David W. Opderbeck*
[This essay is available in PDF at this link]
Abstract
The seafloor and its communications infrastructure is a key warfare domain. The global Internet depends on networks of undersea transcontinental cables that are remarkably vulnerable to physical attacks by conventional forces and shadow fleets. Nearly all this infrastructure is privately owned by a small number of providers, including increasingly massive hyperscalers such as Google, Microsoft, and Meta. Responses to incidents that could either be attacks or unfortunate accidents are complicated by questions of intent and attribution as well as by applicable legal frameworks. The law of the sea embedded in the United Nations Convention on the Law of the Sea (UNCLOS) provides some legal touchpoints but these traditional regimes were not designed for the global Internet age. The law of armed conflict (LOAC) applicable to cyberspace as reflected in the Tallinn Manual in key respects is ambiguous concerning cables lying in international waters. This Article examines existing legal frameworks and suggests a multilayered approach that draws on Internet governance bodies, national licensing regimes, open-source monitoring, financial carrots and antitrust sticks, and modifications to UNCLOS, while also warning against some recent policy moves in the United States that would lead to greater fragmentation and less security. Ultimately there is no easy solution to this looming problem. It requires nuanced Internet governance and policy responses and international cooperation.

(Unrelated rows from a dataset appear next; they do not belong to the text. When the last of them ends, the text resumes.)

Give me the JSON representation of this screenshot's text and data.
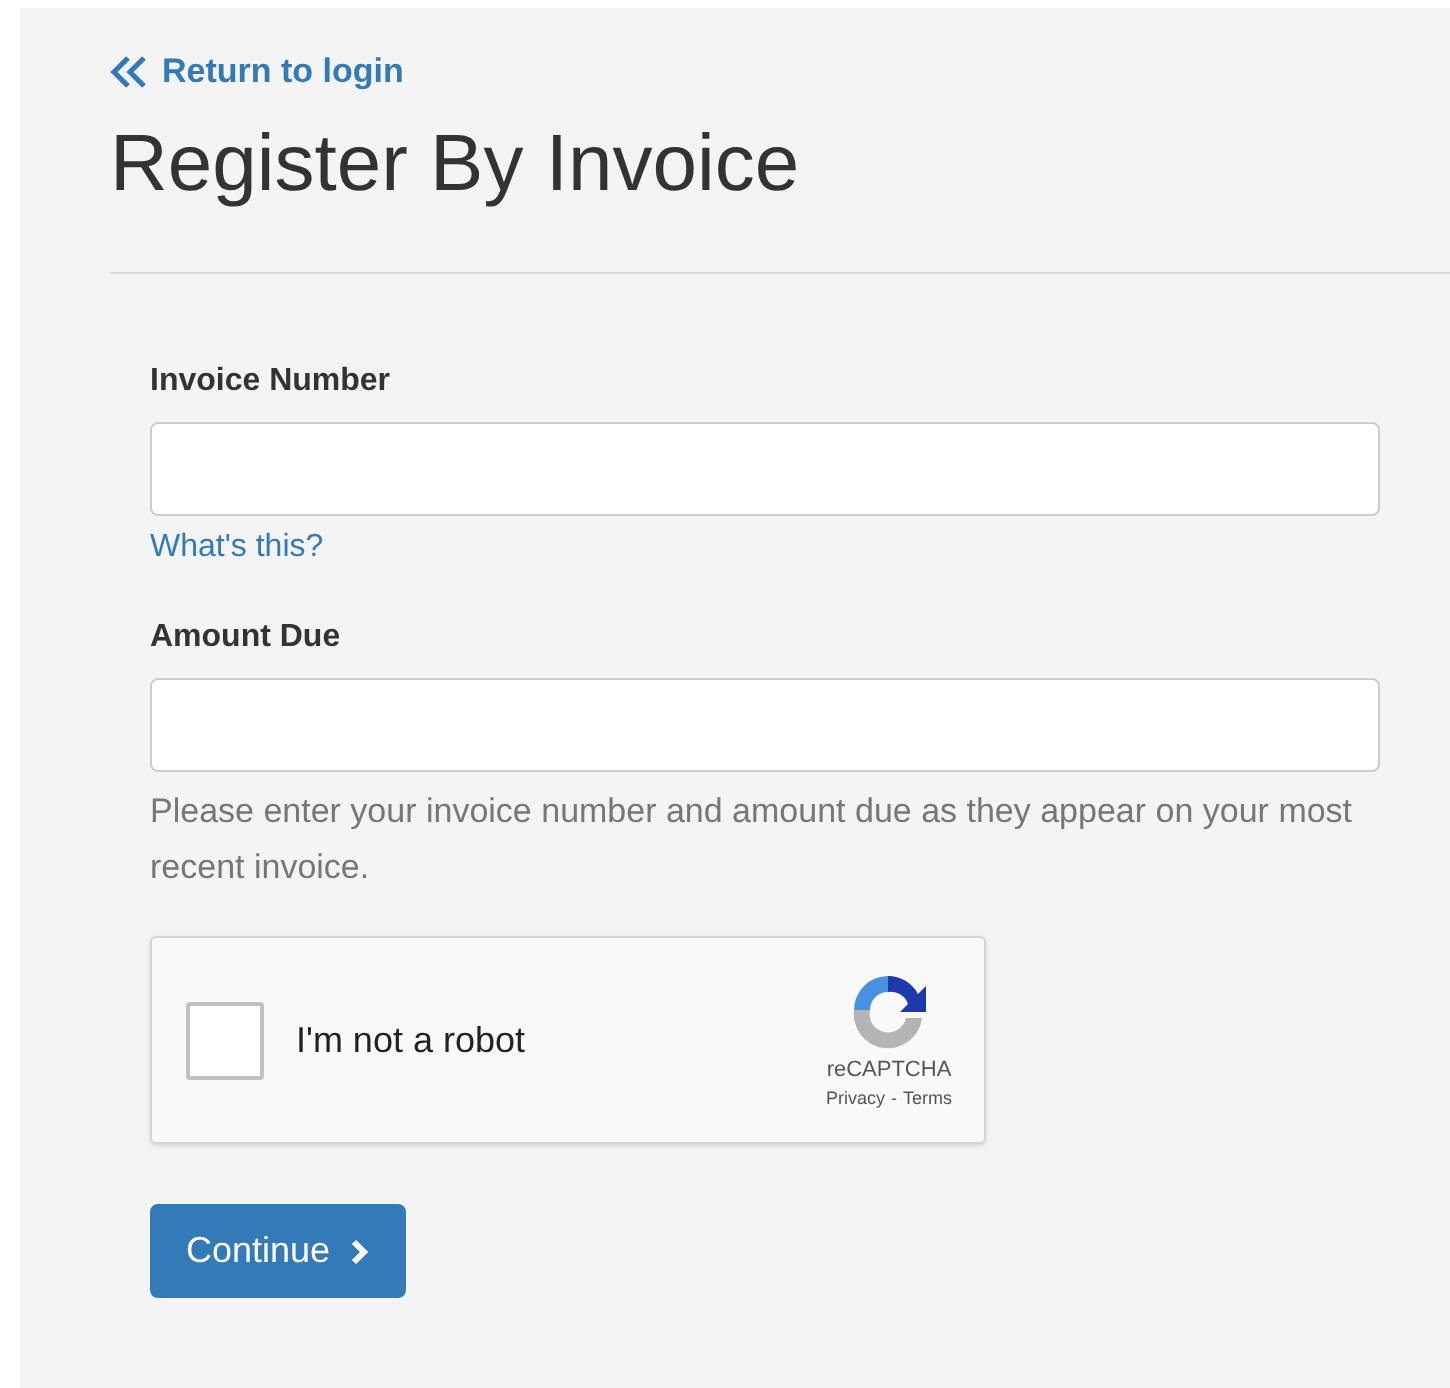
{
  "back_link": {
    "label": "Return to login"
  },
  "title": "Register By Invoice",
  "fields": [
    {
      "label": "Invoice Number",
      "help_link": "What's this?"
    },
    {
      "label": "Amount Due"
    }
  ],
  "hint": "Please enter your invoice number and amount due as they appear on your most recent invoice.",
  "captcha": {
    "label": "I'm not a robot",
    "checked": false,
    "brand": "reCAPTCHA",
    "privacy": "Privacy",
    "separator": "-",
    "terms": "Terms"
  },
  "submit": {
    "label": "Continue"
  }
}
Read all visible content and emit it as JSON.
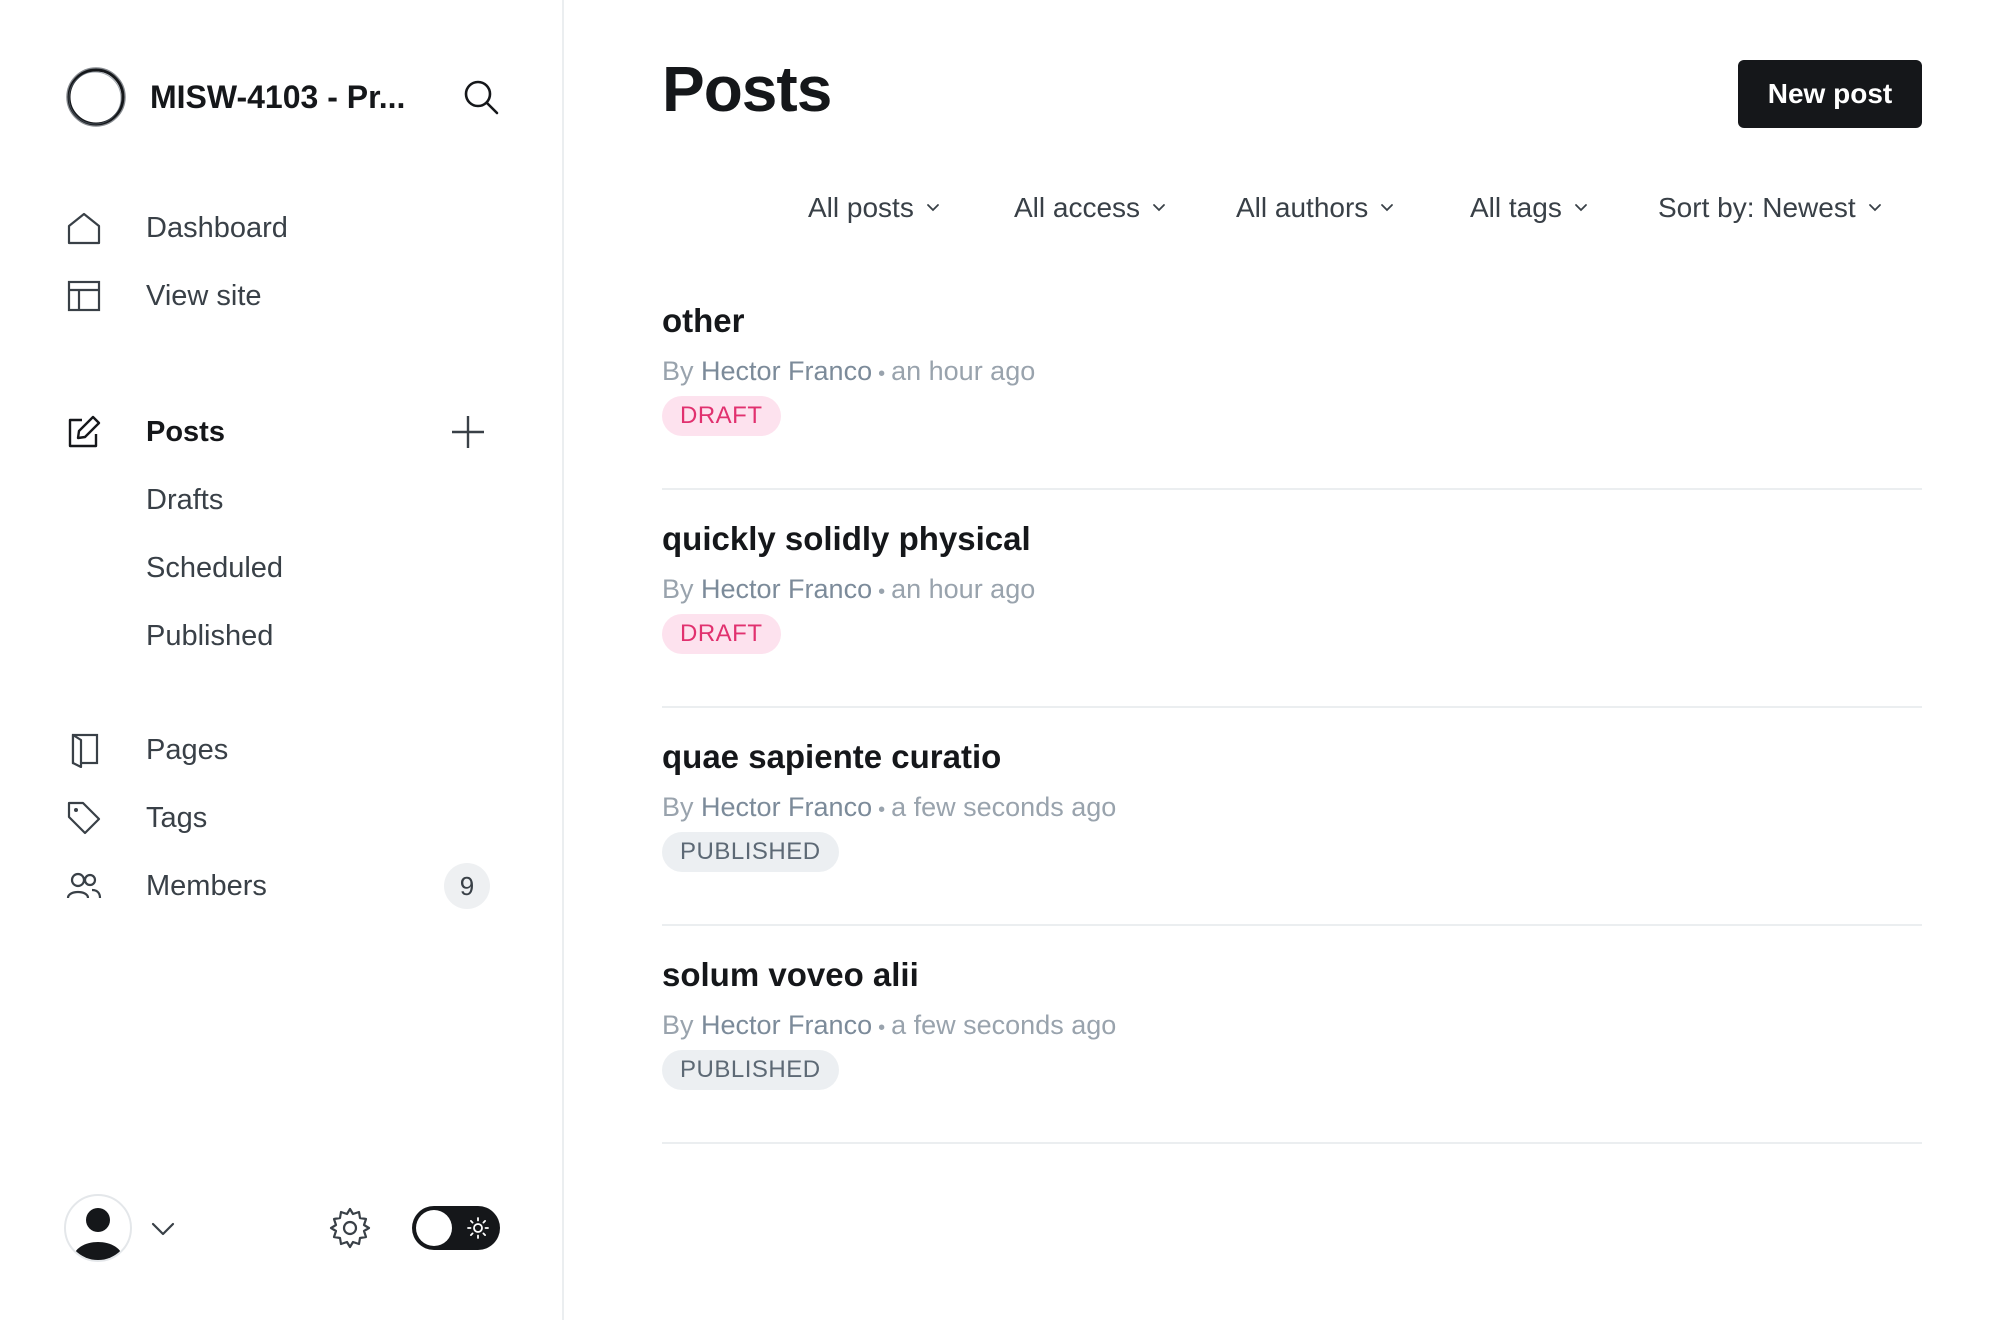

* Professor of Law and Co-Director, Gibbons Institute of Law, Science & Technology and Institute for Privacy Protection, Seton Hall University School of Law. Thanks to Peter Swire Kevin Frazier, Mailyn Fidler, Asaf Lubin, Gus Hurwitz, and the participants at the 2025 Cybersecurity Law and Policy Scholar’s Conference and Law and Technology Workshop for helpful comments on earlier drafts of this paper. Thanks also to Christina Borao for excellent research assistance.